Simple Minimalistic Gridworld Environment for OpenAI Gym (Simple-MiniGrid)

This repository is a fork from maximecb/gym-minigrid, and presents a simpler version of the environments with the following modifications:

The observation is heavily simplified, becoming a 3-dimensional tuple containing the global absolute xy coordinates, and the orientation/direction of the agent. The coordinates' origin is placed in the top-left corner, and the orientation is encoded using 4 integers, whose mapping into orientations can be seen in the variable DIR_TO_VEC inside gym_simple_minigrid/minigrid.py.
The environments have been simplified and they do not contain interactive elements anymore. The presented environments only use walls (which the agent cannot walk on), walkable areas and goals (also walkable). For this reason, the set of actions has also been reduced to movements (rotate left/right and move forward). These can be seen in the class SimpleMiniGridEnv.Actions inside gym_simple_minigrid/minigrid.py.
Our environments are goal-conditioned, meaning that every episode has a different random objective: a specific goal position in the gridworld. As our observation does not include information about this episode goal, env.reset() returns the initial observation/state and also the goal for the episode, which is encoded in a 2-dimensional tuple indicating the global absolute xy coordinates (note that the orientation of the agent does not matter to consider a goal as achived). An episode is considered achived (done flag) whenever the agent reaches the goal tile.
Our environments support adding multiple intermediate subgoals for visualization purposes. As mentioned, our implementation generates an episode goal which is used to check if the episode has been completed. Nonetheless, it also has the ability of adding intermediate subgoals for curriculum learning or subgoal proposal algorithms. These goals can be added using env.add_goal(goal_pos) and removed using env.remove_goal(). They are stored in a stack, so last added goal is the first to be removed, although this logic could be easily modified taking a look at the source code gym_simple_minigrid/minigrid.py. Goals at the bottom of the stack are visualized in darker colors than ones at the top. Additionally, one can also modify the logic to include these intermediate goals to compute the done flag, which by default is only set if the episode's goal (the one generated by the environment) is achieved, or by time limit.
Finally, there are some visual variations such as the color scheme of the rendered visualizations.

Installation

Simple MiniGrid can be installed as a local package by cloning this repository and installing the dependencies with pip:

git clone https://github.com/rafelps/gym-simple-minigrid.git
cd gym-simple-minigrid
pip install -e .

Basic Usage

From inside a Python script, the package can be used after importing it alongside gym:

import gym
import gym_simple_minigrid  # just to register the envs

env = gym.make('Simple-MiniGrid-FourRooms-15x15-v0')

state, goal = env.reset()

action = ...
next_state, reward, done, info = env.step(action)
env.render()

Moreover, there is a UI application which allows you to manually control the agent with the arrow keys:

$ python manual_control.py

The environment being run can be selected with the --env option, eg:

$ python manual_control.py --env Simple-MiniGrid-FourRooms-15x15-v0

Environments

The environments listed below are implemented in the gym_simple_minigrid/envs directory. Each environment provides one or more configurations registered with OpenAI Gym. Each environment is also programmatically tunable in terms of size, complexity or time limitations.

Empty environment

This is the simplest of our environments, formed by an outer wall and a rectangular walkable area. By default, we register the following size variations into OpenAI Gym.

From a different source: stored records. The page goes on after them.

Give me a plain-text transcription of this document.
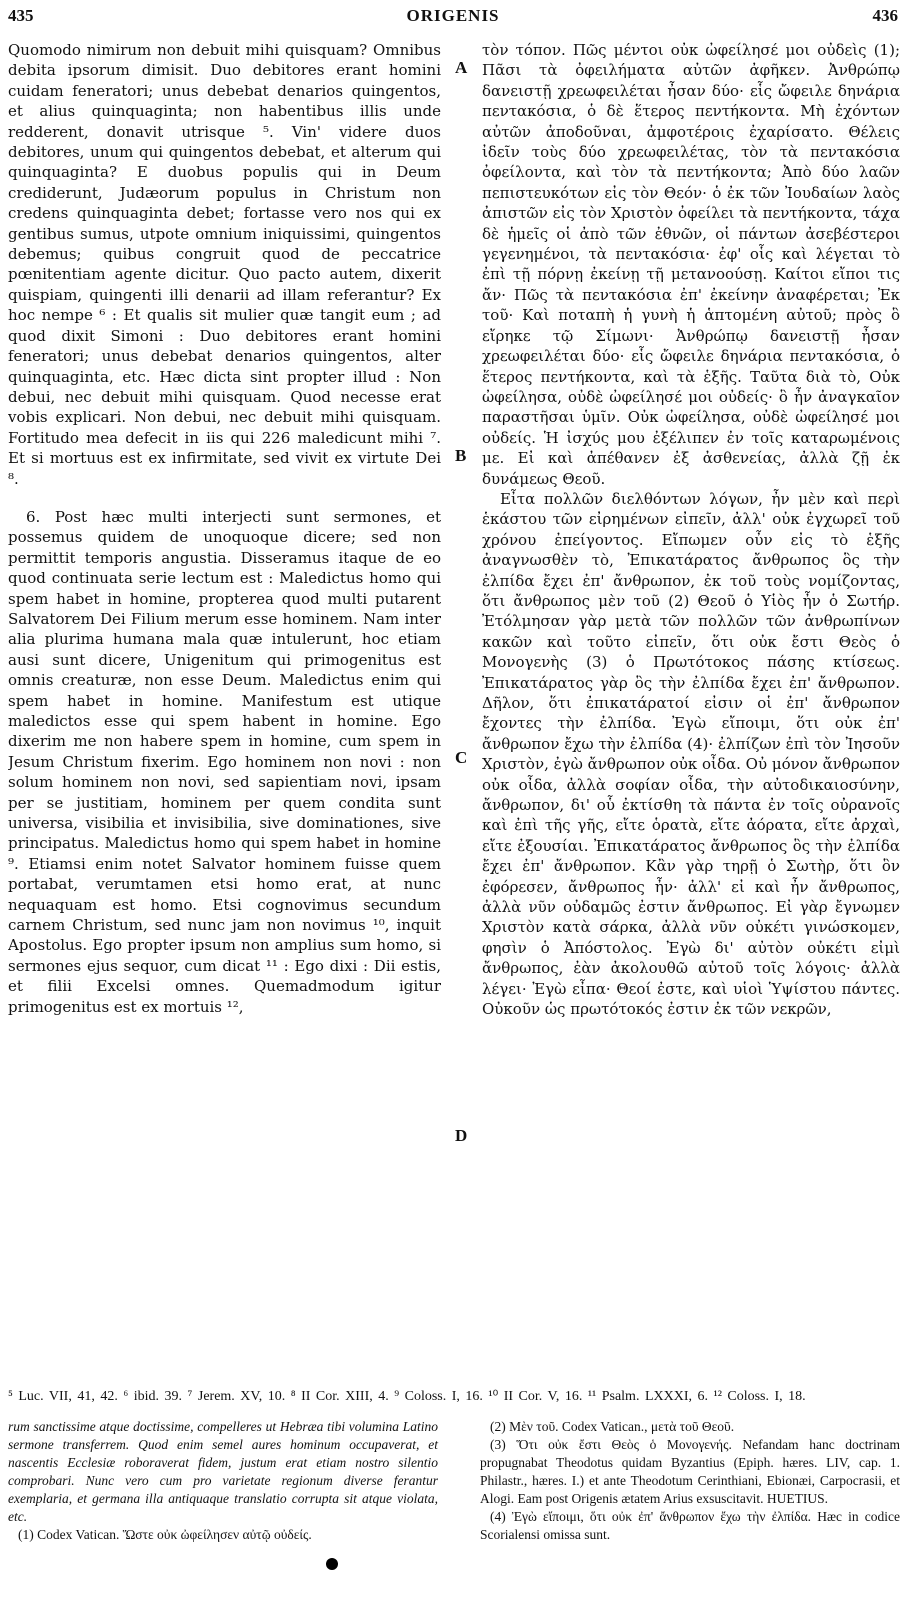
435	ORIGENIS	436

Quomodo nimirum non debuit mihi quisquam? Omnibus debita ipsorum dimisit. Duo debitores erant homini cuidam feneratori; unus debebat denarios quingentos, et alius quinquaginta; non habentibus illis unde redderent, donavit utrisque ⁵. Vin' videre duos debitores, unum qui quingentos debebat, et alterum qui quinquaginta? E duobus populis qui in Deum crediderunt, Judæorum populus in Christum non credens quinquaginta debet; fortasse vero nos qui ex gentibus sumus, utpote omnium iniquissimi, quingentos debemus; quibus congruit quod de peccatrice pœnitentiam agente dicitur. Quo pacto autem, dixerit quispiam, quingenti illi denarii ad illam referantur? Ex hoc nempe ⁶ : Et qualis sit mulier quæ tangit eum ; ad quod dixit Simoni : Duo debitores erant homini feneratori; unus debebat denarios quingentos, alter quinquaginta, etc. Hæc dicta sint propter illud : Non debui, nec debuit mihi quisquam. Quod necesse erat vobis explicari. Non debui, nec debuit mihi quisquam. Fortitudo mea defecit in iis qui 226 maledicunt mihi ⁷. Et si mortuus est ex infirmitate, sed vivit ex virtute Dei ⁸.

6. Post hæc multi interjecti sunt sermones, et possemus quidem de unoquoque dicere; sed non permittit temporis angustia. Disseramus itaque de eo quod continuata serie lectum est : Maledictus homo qui spem habet in homine, propterea quod multi putarent Salvatorem Dei Filium merum esse hominem. Nam inter alia plurima humana mala quæ intulerunt, hoc etiam ausi sunt dicere, Unigenitum qui primogenitus est omnis creaturæ, non esse Deum. Maledictus enim qui spem habet in homine. Manifestum est utique maledictos esse qui spem habent in homine. Ego dixerim me non habere spem in homine, cum spem in Jesum Christum fixerim. Ego hominem non novi : non solum hominem non novi, sed sapientiam novi, ipsam per se justitiam, hominem per quem condita sunt universa, visibilia et invisibilia, sive dominationes, sive principatus. Maledictus homo qui spem habet in homine ⁹. Etiamsi enim notet Salvator hominem fuisse quem portabat, verumtamen etsi homo erat, at nunc nequaquam est homo. Etsi cognovimus secundum carnem Christum, sed nunc jam non novimus ¹⁰, inquit Apostolus. Ego propter ipsum non amplius sum homo, si sermones ejus sequor, cum dicat ¹¹ : Ego dixi : Dii estis, et filii Excelsi omnes. Quemadmodum igitur primogenitus est ex mortuis ¹²,

A
B
C
D

τὸν τόπον. Πῶς μέντοι οὐκ ὠφείλησέ μοι οὐδεὶς (1); Πᾶσι τὰ ὀφειλήματα αὐτῶν ἀφῆκεν. Ἀνθρώπῳ δανειστῇ χρεωφειλέται ἦσαν δύο· εἷς ὤφειλε δηνάρια πεντακόσια, ὁ δὲ ἕτερος πεντήκοντα. Μὴ ἐχόντων αὐτῶν ἀποδοῦναι, ἀμφοτέροις ἐχαρίσατο. Θέλεις ἰδεῖν τοὺς δύο χρεωφειλέτας, τὸν τὰ πεντακόσια ὀφείλοντα, καὶ τὸν τὰ πεντήκοντα; Ἀπὸ δύο λαῶν πεπιστευκότων εἰς τὸν Θεόν· ὁ ἐκ τῶν Ἰουδαίων λαὸς ἀπιστῶν εἰς τὸν Χριστὸν ὀφείλει τὰ πεντήκοντα, τάχα δὲ ἡμεῖς οἱ ἀπὸ τῶν ἐθνῶν, οἱ πάντων ἀσεβέστεροι γεγενημένοι, τὰ πεντακόσια· ἐφ' οἷς καὶ λέγεται τὸ ἐπὶ τῇ πόρνῃ ἐκείνῃ τῇ μετανοούσῃ. Καίτοι εἴποι τις ἄν· Πῶς τὰ πεντακόσια ἐπ' ἐκείνην ἀναφέρεται; Ἐκ τοῦ· Καὶ ποταπὴ ἡ γυνὴ ἡ ἁπτομένη αὐτοῦ; πρὸς ὃ εἴρηκε τῷ Σίμωνι· Ἀνθρώπῳ δανειστῇ ἦσαν χρεωφειλέται δύο· εἷς ὤφειλε δηνάρια πεντακόσια, ὁ ἕτερος πεντήκοντα, καὶ τὰ ἑξῆς. Ταῦτα διὰ τὸ, Οὐκ ὠφείλησα, οὐδὲ ὠφείλησέ μοι οὐδείς· ὃ ἦν ἀναγκαῖον παραστῆσαι ὑμῖν. Οὐκ ὠφείλησα, οὐδὲ ὠφείλησέ μοι οὐδείς. Ἡ ἰσχύς μου ἐξέλιπεν ἐν τοῖς καταρωμένοις με. Εἰ καὶ ἀπέθανεν ἐξ ἀσθενείας, ἀλλὰ ζῇ ἐκ δυνάμεως Θεοῦ.

Εἶτα πολλῶν διελθόντων λόγων, ἦν μὲν καὶ περὶ ἑκάστου τῶν εἰρημένων εἰπεῖν, ἀλλ' οὐκ ἐγχωρεῖ τοῦ χρόνου ἐπείγοντος. Εἴπωμεν οὖν εἰς τὸ ἑξῆς ἀναγνωσθὲν τὸ, Ἐπικατάρατος ἄνθρωπος ὃς τὴν ἐλπίδα ἔχει ἐπ' ἄνθρωπον, ἐκ τοῦ τοὺς νομίζοντας, ὅτι ἄνθρωπος μὲν τοῦ (2) Θεοῦ ὁ Υἱὸς ἦν ὁ Σωτήρ. Ἐτόλμησαν γὰρ μετὰ τῶν πολλῶν τῶν ἀνθρωπίνων κακῶν καὶ τοῦτο εἰπεῖν, ὅτι οὐκ ἔστι Θεὸς ὁ Μονογενὴς (3) ὁ Πρωτότοκος πάσης κτίσεως. Ἐπικατάρατος γὰρ ὃς τὴν ἐλπίδα ἔχει ἐπ' ἄνθρωπον. Δῆλον, ὅτι ἐπικατάρατοί εἰσιν οἱ ἐπ' ἄνθρωπον ἔχοντες τὴν ἐλπίδα. Ἐγὼ εἴποιμι, ὅτι οὐκ ἐπ' ἄνθρωπον ἔχω τὴν ἐλπίδα (4)· ἐλπίζων ἐπὶ τὸν Ἰησοῦν Χριστὸν, ἐγὼ ἄνθρωπον οὐκ οἶδα. Οὐ μόνον ἄνθρωπον οὐκ οἶδα, ἀλλὰ σοφίαν οἶδα, τὴν αὐτοδικαιοσύνην, ἄνθρωπον, δι' οὗ ἐκτίσθη τὰ πάντα ἐν τοῖς οὐρανοῖς καὶ ἐπὶ τῆς γῆς, εἴτε ὁρατὰ, εἴτε ἀόρατα, εἴτε ἀρχαὶ, εἴτε ἐξουσίαι. Ἐπικατάρατος ἄνθρωπος ὃς τὴν ἐλπίδα ἔχει ἐπ' ἄνθρωπον. Κἂν γὰρ τηρῇ ὁ Σωτὴρ, ὅτι ὃν ἐφόρεσεν, ἄνθρωπος ἦν· ἀλλ' εἰ καὶ ἦν ἄνθρωπος, ἀλλὰ νῦν οὐδαμῶς ἐστιν ἄνθρωπος. Εἰ γὰρ ἔγνωμεν Χριστὸν κατὰ σάρκα, ἀλλὰ νῦν οὐκέτι γινώσκομεν, φησὶν ὁ Ἀπόστολος. Ἐγὼ δι' αὐτὸν οὐκέτι εἰμὶ ἄνθρωπος, ἐὰν ἀκολουθῶ αὐτοῦ τοῖς λόγοις· ἀλλὰ λέγει· Ἐγὼ εἶπα· Θεοί ἐστε, καὶ υἱοὶ Ὑψίστου πάντες. Οὐκοῦν ὡς πρωτότοκός ἐστιν ἐκ τῶν νεκρῶν,

⁵ Luc. VII, 41, 42. ⁶ ibid. 39. ⁷ Jerem. XV, 10. ⁸ II Cor. XIII, 4. ⁹ Coloss. I, 16. ¹⁰ II Cor. V, 16. ¹¹ Psalm. LXXXI, 6. ¹² Coloss. I, 18.

rum sanctissime atque doctissime, compelleres ut Hebræa tibi volumina Latino sermone transferrem. Quod enim semel aures hominum occupaverat, et nascentis Ecclesiæ roboraverat fidem, justum erat etiam nostro silentio comprobari. Nunc vero cum pro varietate regionum diverse ferantur exemplaria, et germana illa antiquaque translatio corrupta sit atque violata, etc.

(1) Codex Vatican. Ὥστε οὐκ ὠφείλησεν αὐτῷ οὐδείς.

(2) Μὲν τοῦ. Codex Vatican., μετὰ τοῦ Θεοῦ.

(3) Ὅτι οὐκ ἔστι Θεὸς ὁ Μονογενής. Nefandam hanc doctrinam propugnabat Theodotus quidam Byzantius (Epiph. hæres. LIV, cap. 1. Philastr., hæres. I.) et ante Theodotum Cerinthiani, Ebionæi, Carpocrasii, et Alogi. Eam post Origenis ætatem Arius exsuscitavit. HUETIUS.

(4) Ἐγὼ εἴποιμι, ὅτι οὐκ ἐπ' ἄνθρωπον ἔχω τὴν ἐλπίδα. Hæc in codice Scorialensi omissa sunt.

'Simple-MiniGrid-Empty-5x5-v0'
'Simple-MiniGrid-Empty-10x10-v0'
'Simple-MiniGrid-Empty-15x15-v0'
'Simple-MiniGrid-Empty-20x20-v0'
'Simple-MiniGrid-Empty-25x25-v0'

The following image shows the 15x15 version of our Empty environment. In this case, the episode's goal is visualized in black, while intermediate subgoals (added by the RL algorithm) are shown in a red-to-white color scale. The GIF shows how the agent solves some episodes (each one with a different initial state and episode goal) with the use of intermediate subgoals that guide the solving (all part of a RL algorithm).

Four Rooms environment

This environment is called Four Rooms for obvious reasons. The walkable space is divided into four areas that are connected by a tiny gap: the doors. These doors are only one tile width, so this environment is extremely difficult for RL algorithms due to exploration difficulties (it is hard to randomly learn to change rooms).

By default, the following size variations are registered.

'Simple-MiniGrid-FourRooms-5x5-v0'
'Simple-MiniGrid-FourRooms-10x10-v0'
'Simple-MiniGrid-FourRooms-15x15-v0'
'Simple-MiniGrid-FourRooms-20x20-v0'
'Simple-MiniGrid-FourRooms-25x25-v0'

The following image and GIF shows the 15x15 version of our Four Rooms environment and a successful agent solving several random initializations.